Carotenoids are lipid-soluble and widely found in plant-based sources. Besides fruits and vegetables, carotenoids are available in commonly consumed food such as bread, eggs, milk, beverages, fats and oils(Reference Rao and Rao64). Carotenoids insufficiency was reported in adults and children with obesity(Reference Yao, Yan and Guo65). A study by Harari et al. (Reference Harari, Coster and Jenkins66) showed that all the five serum carotenoids measured (α-carotene, β-carotene, lutein, lycopene and ζ-carotene) were significantly lower in adult obese patients compared with non-obese individuals. These obese patients have higher total body fat and central fat, but lower HDL-C, and reduced insulin sensitivity. Similar to adults, serum carotenoids (α-carotene and β-carotene) of obese children correlated negatively with BMI, waist circumference, fat mass and triglyceride, and positively with HDL-C(Reference Farook, Reddivari and Mummidi67). In healthy adults, serum total and specific carotenoid concentrations were associated inversely with CRP, MCP-1 and TNF-α(Reference Jing, Xiao and Dong68). In school-aged children, plasma β-carotene was associated negatively with plasma IL-6 levels(Reference Rodriguez-Rodriguez, Lopez-Sobaler and Navia69). Obese individuals who have significantly lower circulating carotenoids than healthy subjects may, therefore, be exposed to a higher risk of inflammation.

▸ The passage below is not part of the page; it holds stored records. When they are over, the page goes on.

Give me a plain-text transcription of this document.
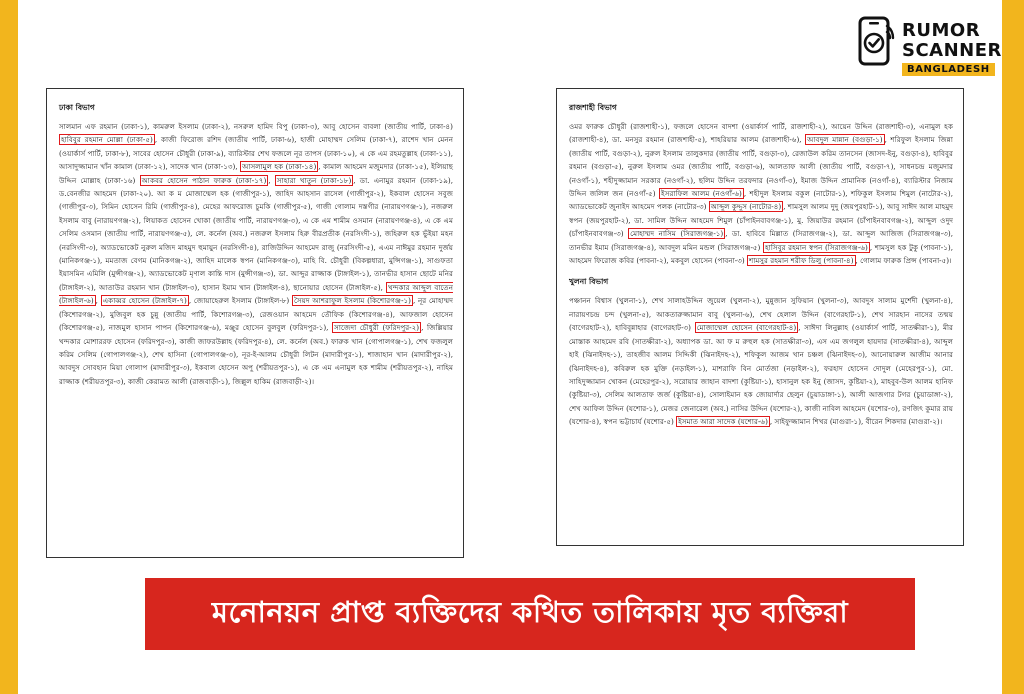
RUMOR
SCANNER
BANGLADESH
ঢাকা বিভাগ
সালমান এফ রহমান (ঢাকা-১), কামরুল ইসলাম (ঢাকা-২), নসরুল হামিদ বিপু (ঢাকা-৩), আবু হোসেন বাবলা (জাতীয় পার্টি, ঢাকা-৪) হাবিবুর রহমান মোল্লা (ঢাকা-৫) , কাজী ফিরোজ রশিদ (জাতীয় পার্টি, ঢাকা-৬), হাজী মোহাম্মদ সেলিম (ঢাকা-৭), রাশেদ খান মেনন (ওয়ার্কার্স পার্টি, ঢাকা-৮), সাবের হোসেন চৌধুরী (ঢাকা-৯), ব্যারিস্টার শেখ ফজলে নূর তাপস (ঢাকা-১০), এ কে এম রহমতুল্লাহ (ঢাকা-১১), আসাদুজ্জামান খাঁন কামাল (ঢাকা-১২), সাদেক খান (ঢাকা-১৩), আসলামুল হক (ঢাকা-১৪) , কামাল আহমেদ মজুমদার (ঢাকা-১৫), ইলিয়াছ উদ্দিন মোল্লাহ (ঢাকা-১৬) আকবর হোসেন পাঠান ফারুক (ঢাকা-১৭) , সাহারা খাতুন (ঢাকা-১৮) , ডা. এনামুর রহমান (ঢাকা-১৯), ড.বেনজীর আহমেদ (ঢাকা-২০). আ ক ম মোজাম্মেল হক (গাজীপুর-১), জাহিদ আহসান রাসেল (গাজীপুর-২), ইকবাল হোসেন সবুজ (গাজীপুর-৩), সিমিন হোসেন রিমি (গাজীপুর-৪), মেহের আফরোজ চুমকি (গাজীপুর-৫), গাজী গোলাম দস্তগীর (নারায়ণগঞ্জ-১), নজরুল ইসলাম বাবু (নারায়ণগঞ্জ-২), লিয়াকত হোসেন খোকা (জাতীয় পার্টি, নারায়ণগঞ্জ-৩), এ কে এম শামীম ওসমান (নারায়ণগঞ্জ-৪), এ কে এম সেলিম ওসমান (জাতীয় পার্টি, নারায়ণগঞ্জ-৫), লে. কর্নেল (অব.) নজরুল ইসলাম হিরু বীরপ্রতীক (নরসিংদী-১), জহিরুল হক ভুঁইয়া মহন (নরসিংদী-৩), অ্যাডভোকেট নুরুল মজিদ মাহমুদ হুমায়ুন (নরসিংদী-৪), রাজিউদ্দিন আহমেদ রাজু (নরসিংদী-৫), এএম নাঈমুর রহমান দুর্জয় (মানিকগঞ্জ-১), মমতাজ বেগম (মানিকগঞ্জ-২), জাহিদ মালেক স্বপন (মানিকগঞ্জ-৩), মাহি বি. চৌধুরী (বিকল্পধারা, মুন্সিগঞ্জ-১), সাগুফতা ইয়াসমিন এমিলি (মুন্সীগঞ্জ-২), অ্যাডভোকেট মৃণাল কান্তি দাস (মুন্সীগঞ্জ-৩), ডা. আব্দুর রাজ্জাক (টাঙ্গাইল-১), তানভীর হাসান ছোটে মনির (টাঙ্গাইল-২), আতাউর রহমান খান (টাঙ্গাইল-৩), হাসান ইমাম খান (টাঙ্গাইল-৪), ছানোয়ার হোসেন (টাঙ্গাইল-৫), খন্দকার আব্দুল বাতেন (টাঙ্গাইল-৬) , একাব্বর হোসেন (টাঙ্গাইল-৭) , জোয়াহেরুল ইসলাম (টাঙ্গাইল-৮) সৈয়দ আশরাফুল ইসলাম (কিশোরগঞ্জ-১) , নূর মোহাম্মদ (কিশোরগঞ্জ-২), মুজিবুল হক চুন্নু (জাতীয় পার্টি, কিশোরগঞ্জ-৩), রেজওয়ান আহমেদ তৌফিক (কিশোরগঞ্জ-৪), আফজাল হোসেন (কিশোরগঞ্জ-৫), নাজমুল হাসান পাপন (কিশোরগঞ্জ-৬), মঞ্জুর হোসেন বুলবুল (ফরিদপুর-১), সাজেদা চৌধুরী (ফরিদপুর-২) , জিল্লিয়ার খন্দকার মোশাররফ হোসেন (ফরিদপুর-৩), কাজী জাফরউল্লাহ (ফরিদপুর-৪), লে. কর্নেল (অব.) ফারুক খান (গোপালগঞ্জ-১), শেখ ফজলুল করিম সেলিম (গোপালগঞ্জ-২), শেখ হাসিনা (গোপালগঞ্জ-৩), নূর-ই-আলম চৌধুরী লিটন (মাদারীপুর-১), শাজাহান খান (মাদারীপুর-২), আবদুস সোবহান মিয়া গোলাপ (মাদারীপুর-৩), ইকবাল হোসেন অপু (শরীয়তপুর-১), এ কে এম এনামুল হক শামীম (শরীয়তপুর-২), নাহিম রাজ্জাক (শরীয়তপুর-৩), কাজী কেরামত আলী (রাজবাড়ী-১), জিল্লুল হাকিম (রাজবাড়ী-২)।
রাজশাহী বিভাগ
ওমর ফারুক চৌধুরী (রাজশাহী-১), ফজলে হোসেন বাদশা (ওয়ার্কার্স পার্টি, রাজশাহী-২), আয়েন উদ্দিন (রাজশাহী-৩), এনামুল হক (রাজশাহী-৪), ডা. মনসুর রহমান (রাজশাহী-৫), শাহরিয়ার আলম (রাজশাহী-৬), আবদুল মান্নান (বগুড়া-১) , শরিফুল ইসলাম জিন্না (জাতীয় পার্টি, বগুড়া-২), নুরুল ইসলাম তালুকদার (জাতীয় পার্টি, বগুড়া-৩), রেজাউল করিম তানসেন (জাসদ-ইনু, বগুড়া-৪), হাবিবুর রহমান (বগুড়া-৫), নুরুল ইসলাম ওমর (জাতীয় পার্টি, বগুড়া-৬), আলতাফ আলী (জাতীয় পার্টি, বগুড়া-৭), সাধনচন্দ্র মজুমদার (নওগাঁ-১), শহীদুজ্জামান সরকার (নওগাঁ-২), ছলিম উদ্দিন তরফদার (নওগাঁ-৩), ইমাজ উদ্দিন প্রামানিক (নওগাঁ-৪), ব্যারিস্টার নিজাম উদ্দিন জলিল জন (নওগাঁ-৫) ইসরাফিল আলম (নওগাঁ-৬) , শহীদুল ইসলাম বকুল (নাটোর-১), শফিকুল ইসলাম শিমুল (নাটোর-২), অ্যাডভোকেট জুনাইদ আহমেদ পলক (নাটোর-৩) আব্দুল কুদ্দুস (নাটোর-৪) , শামসুল আলম দুদু (জয়পুরহাট-১), আবু সাঈদ আল মাহমুদ স্বপন (জয়পুরহাট-২), ডা. সামিল উদ্দিন আহমেদ শিমুল (চাঁপাইনবাবগঞ্জ-১), মু. জিয়াউর রহমান (চাঁপাইনবাবগঞ্জ-২), আব্দুল ওদুদ (চাঁপাইনবাবগঞ্জ-৩) মোহাম্মদ নাসিম (সিরাজগঞ্জ-১) , ডা. হাবিবে মিল্লাত (সিরাজগঞ্জ-২), ডা. আব্দুল আজিজ (সিরাজগঞ্জ-৩), তানভীর ইমাম (সিরাজগঞ্জ-৪), আবদুল মমিন মন্ডল (সিরাজগঞ্জ-৫) হাসিবুর রহমান স্বপন (সিরাজগঞ্জ-৬) , শামসুল হক টুকু (পাবনা-১), আহমেদ ফিরোজ কবির (পাবনা-২), মকবুল হোসেন (পাবনা-৩) শামসুর রহমান শরীফ ডিলু (পাবনা-৪) , গোলাম ফারুক প্রিন্স (পাবনা-৫)।
খুলনা বিভাগ
পঞ্চানন বিশ্বাস (খুলনা-১), শেখ সালাহউদ্দিন জুয়েল (খুলনা-২), মুন্নুজান সুফিয়ান (খুলনা-৩), আবদুস সালাম মুর্শেদী (খুলনা-৪), নারায়ণচন্দ্র চন্দ (খুলনা-৫), আকতারুজ্জামান বাবু (খুলনা-৬), শেখ হেলাল উদ্দিন (বাগেরহাট-১), শেখ সারহান নাসের তন্ময় (বাগেরহাট-২), হাবিবুন্নাহার (বাগেরহাট-৩) মোজাম্মেল হোসেন (বাগেরহাট-৪) , সাঈদা লিনুল্লাহ (ওয়ার্কার্স পার্টি, সাতক্ষীরা-১), মীর মোস্তাক আহমেদ রবি (সাতক্ষীরা-২), অধ্যাপক ডা. আ ফ ম রুহুল হক (সাতক্ষীরা-৩), এস এম জগলুল হায়দার (সাতক্ষীরা-৪), আব্দুল হাই (ঝিনাইদহ-১), তাহজীব আলম সিদ্দিকী (ঝিনাইদহ-২), শফিকুল আজম খান চঞ্চল (ঝিনাইদহ-৩), আনোয়ারুল আজীম আনার (ঝিনাইদহ-৪), কবিরুল হক মুক্তি (নড়াইল-১), মাশরাফি বিন মোর্তজা (নড়াইল-২), ফরহাদ হোসেন দোদুল (মেহেরপুর-১), মো. সাহিদুজ্জামান খোকন (মেহেরপুর-২), সরোয়ার জাহান বাদশা (কুষ্টিয়া-১), হাসানুল হক ইনু (জাসদ, কুষ্টিয়া-২), মাহবুব-উল আলম হানিফ (কুষ্টিয়া-৩), সেলিম আলতাফ জর্জ (কুষ্টিয়া-৪), সোলাইমান হক জোয়ার্দার ছেলুন (চুয়াডাঙ্গা-১), আলী আজগার টগর (চুয়াডাঙ্গা-২), শেখ আফিল উদ্দিন (যশোর-১), মেজর জেনারেল (অব.) নাসির উদ্দিন (যশোর-২), কাজী নাবিল আহমেদ (যশোর-৩), রণজিৎ কুমার রায় (যশোর-৪), স্বপন ভট্টাচার্য (যশোর-৫) ইসমাত আরা সাদেক (যশোর-৬) , সাইফুজ্জামান শিখর (মাগুরা-১), বীরেন শিকদার (মাগুরা-২)।
মনোনয়ন প্রাপ্ত ব্যক্তিদের কথিত তালিকায় মৃত ব্যক্তিরা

A recent meta-analysis(Reference Yao, Yan and Guo65) reported that carotenoids supplementation in overweight and obese individuals might contribute to the reduction in body weight, BMI, waist circumference and total cholesterol while increasing HDL-C. However, carotenoids have no effect on fat ratio, LDL-C and triglyceride concentrations. Among the six carotenoids present abundantly in serum, only α-carotene, β-carotene and β-cryptoxanthin have pro-vitamin A activity. The importance of the other carotenoids in human nutrition is rather limited(Reference Grune, Lietz and Palou70). Because β-carotene oxygenase 1 is the sole enzyme responsible for the conversion of carotenoids to vitamin A, significant interest, hence research has been conducted on β-carotene to delineate its mechanism of action on adipogenesis and inflammation.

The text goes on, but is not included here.